On 22 August, the seafarers’ union voted to strike and 317 members handed resignation letters to the union, signalling an intention to join Swiss-Italian liner giant MSC, which offered 2.5 times HMM pay.

Then, on Monday, HMM’s office staff also voted to strike.

Anxious to avoid what the company said could be an $580m loss, HMM pushed for more negotiations and, while the resignations and strike were postponed, some seafarers held a picket protest on two ships, Hyundai Brave and HMM Rotterdam yesterday evening in Busan.

Today HMM said: “After productive talks and discussions that lasted for about 18 hours, both the management and the unions reached an amicable resolution based on goodwill and mutual understanding. To date, there have not been any disruptions to service routes and vessel operations.

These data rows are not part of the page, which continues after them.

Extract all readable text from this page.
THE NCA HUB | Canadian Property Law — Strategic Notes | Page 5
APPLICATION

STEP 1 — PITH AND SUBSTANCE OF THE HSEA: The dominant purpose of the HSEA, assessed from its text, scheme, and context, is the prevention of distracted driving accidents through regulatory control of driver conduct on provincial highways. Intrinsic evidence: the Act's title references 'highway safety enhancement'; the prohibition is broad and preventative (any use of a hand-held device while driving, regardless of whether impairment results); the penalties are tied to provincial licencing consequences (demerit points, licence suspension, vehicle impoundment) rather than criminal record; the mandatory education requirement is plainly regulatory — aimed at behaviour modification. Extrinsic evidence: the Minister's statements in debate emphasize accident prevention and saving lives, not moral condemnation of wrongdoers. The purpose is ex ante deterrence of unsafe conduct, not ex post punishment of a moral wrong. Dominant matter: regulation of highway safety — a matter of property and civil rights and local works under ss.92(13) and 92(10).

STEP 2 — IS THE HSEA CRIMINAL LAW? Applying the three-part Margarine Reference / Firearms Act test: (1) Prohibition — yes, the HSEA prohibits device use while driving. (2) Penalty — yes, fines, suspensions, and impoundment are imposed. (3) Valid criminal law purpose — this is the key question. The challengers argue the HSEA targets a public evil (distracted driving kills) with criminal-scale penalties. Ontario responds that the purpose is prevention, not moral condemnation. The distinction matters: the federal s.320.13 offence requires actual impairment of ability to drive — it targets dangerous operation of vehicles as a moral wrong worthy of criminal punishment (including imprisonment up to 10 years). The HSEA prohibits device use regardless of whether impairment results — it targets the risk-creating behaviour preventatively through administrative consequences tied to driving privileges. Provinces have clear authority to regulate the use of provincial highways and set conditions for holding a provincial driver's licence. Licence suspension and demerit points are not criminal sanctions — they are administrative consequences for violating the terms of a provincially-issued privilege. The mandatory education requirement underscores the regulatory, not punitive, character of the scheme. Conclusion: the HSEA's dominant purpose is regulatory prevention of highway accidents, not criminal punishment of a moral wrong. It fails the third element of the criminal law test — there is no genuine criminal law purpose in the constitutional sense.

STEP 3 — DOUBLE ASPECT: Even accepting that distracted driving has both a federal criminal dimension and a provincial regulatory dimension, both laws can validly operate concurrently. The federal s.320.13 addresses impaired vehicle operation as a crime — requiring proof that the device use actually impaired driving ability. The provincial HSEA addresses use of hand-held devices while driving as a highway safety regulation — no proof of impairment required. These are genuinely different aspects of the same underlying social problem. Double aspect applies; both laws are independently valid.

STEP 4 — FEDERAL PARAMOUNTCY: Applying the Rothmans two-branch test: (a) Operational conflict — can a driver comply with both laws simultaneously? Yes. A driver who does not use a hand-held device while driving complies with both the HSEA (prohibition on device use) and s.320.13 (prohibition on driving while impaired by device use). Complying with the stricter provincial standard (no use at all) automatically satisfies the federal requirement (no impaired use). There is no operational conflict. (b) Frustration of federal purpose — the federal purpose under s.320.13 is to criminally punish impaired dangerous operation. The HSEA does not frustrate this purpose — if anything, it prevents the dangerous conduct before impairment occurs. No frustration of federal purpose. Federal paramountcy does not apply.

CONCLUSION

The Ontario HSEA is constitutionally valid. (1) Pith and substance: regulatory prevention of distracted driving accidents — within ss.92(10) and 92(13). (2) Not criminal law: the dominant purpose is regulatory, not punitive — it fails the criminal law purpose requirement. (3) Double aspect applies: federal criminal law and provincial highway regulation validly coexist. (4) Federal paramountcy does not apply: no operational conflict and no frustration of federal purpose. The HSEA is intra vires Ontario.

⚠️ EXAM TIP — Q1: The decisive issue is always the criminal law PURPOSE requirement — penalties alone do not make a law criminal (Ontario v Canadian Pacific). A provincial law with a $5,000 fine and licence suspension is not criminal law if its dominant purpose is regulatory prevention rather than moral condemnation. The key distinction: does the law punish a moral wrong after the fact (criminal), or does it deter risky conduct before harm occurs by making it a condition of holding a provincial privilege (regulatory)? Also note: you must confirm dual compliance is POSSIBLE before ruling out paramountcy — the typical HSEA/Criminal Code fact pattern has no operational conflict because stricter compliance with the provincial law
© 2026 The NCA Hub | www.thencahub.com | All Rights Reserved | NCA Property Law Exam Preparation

All things remain normal.”

HMM’s seafarers’ union said that, while the compromise was below its expectations, it agreed not to strike in view of the adverse economic impact. Union chairman Jang Jong-Geum noted the near-10-year wage freeze and said: “Given the inflation in those years, the increment doesn’t make much of a difference. We asked for a 25% increment, but given what we went through [from 2011 to 2019], this figure should be viewed as a salary normalisation rather than a real raise.”